Pit Firing in brick kiln covered with metal roofing.
Pit Firing in brick kiln covered with metal roofing.

Generally speaking, pottery that is referred to as being pit fired, is not glazed, and has been fired in an open bonfire or primitive pit kiln.  Pottery fired to this low temperature is porous and not watertight.

Applying Terra Sigillata to the surface of an unfired clay pot.
Applying Terra Sigillata to the surface of an unfired clay pot.

Terra Sigillata (a liquid clay)  is used to seal the pot’s surface.  This technique predates the development of glazes.  Pre-Columbian pottery as well as Greek Attica wares used Terra Sigillata.

Pit Fired pottery is an imprecise term, which is generally referring to an open fire, often without a kiln like structure.

In an open fire, the potter can only expect to attain a temperature of 1500 F.  This is adequate for hardening earthenware, and is commonly employed in primitive societies.

Contemporary studio potters use pit firing to attain specific surface effects, such as Carbon Trapping and Color Fuming.

Finished Pit Fired Vase.
The top of this Pit Fired Vase, shows the effects of carbon trapping.

Few potters, who specialize in pit firing, use the process for functional wares since the pots are not glazed and porous.

Pit Firing: Loading pots into the pit.
Loading pots into the pit.

 

 

When pots come into direct contact with sawdust, a deep black color may develop from “carbon trapping”.  Fine sawdust produces deeper blacks.

 

 

 

Copper and Salt are added.
Copper and Salt are added.

Copper is added to encourage a rainbow of colors, from deep red to blues and orange.  A small amount of salt helps with color development.

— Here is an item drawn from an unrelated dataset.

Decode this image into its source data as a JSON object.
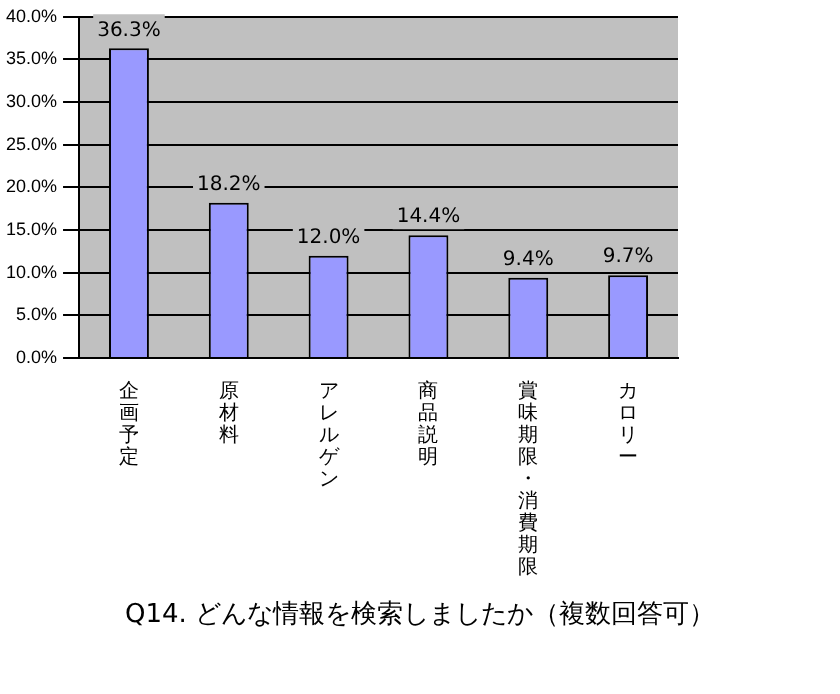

The firing takes 16 hours.  Robert stacks wood directly on top of the pots, but uses care to evenly distribute the weight of the wood.

Wood being added to the pit.
Wood being added to the pit.

 

 

 

 

Roberts firing method involves filling the pit with wood and letting it burn.  Some potters do not add as much wood at the beginning , but rather stoke the pit during the firing.

The wood burns down to coals.
The wood burns down to coals.

Pots taken out of the pit have a small amount of ash clinging to their surface.  Ash is removed using soft brushes, to prevent damaging the pots surface.  A sealer is applied to protect the finish.

Pots sitting in ash left from the fire.
Pots sitting in ash left from the fire.

The kind of firing made by Native American potters is done in an open bonfire, producing a type of pottery known for “carbon trapping.”  The deep blacks result from the heavy smoke generated at the end of the firing when the hot wood coals and pots are smothered with organic matter.

Typically dried horse manure is used and produces a great deal of smoke.  The manure is applied in large quantities directly on the fire and immediately covered with dirt.  This smothers the fire and impregnates the pots with black carbon.

In the early 20th century, America South West artist, Maria Martinez, developed beautiful black on black pottery that was recognized as a high quality art form.  Her work attained great value in the collectors market.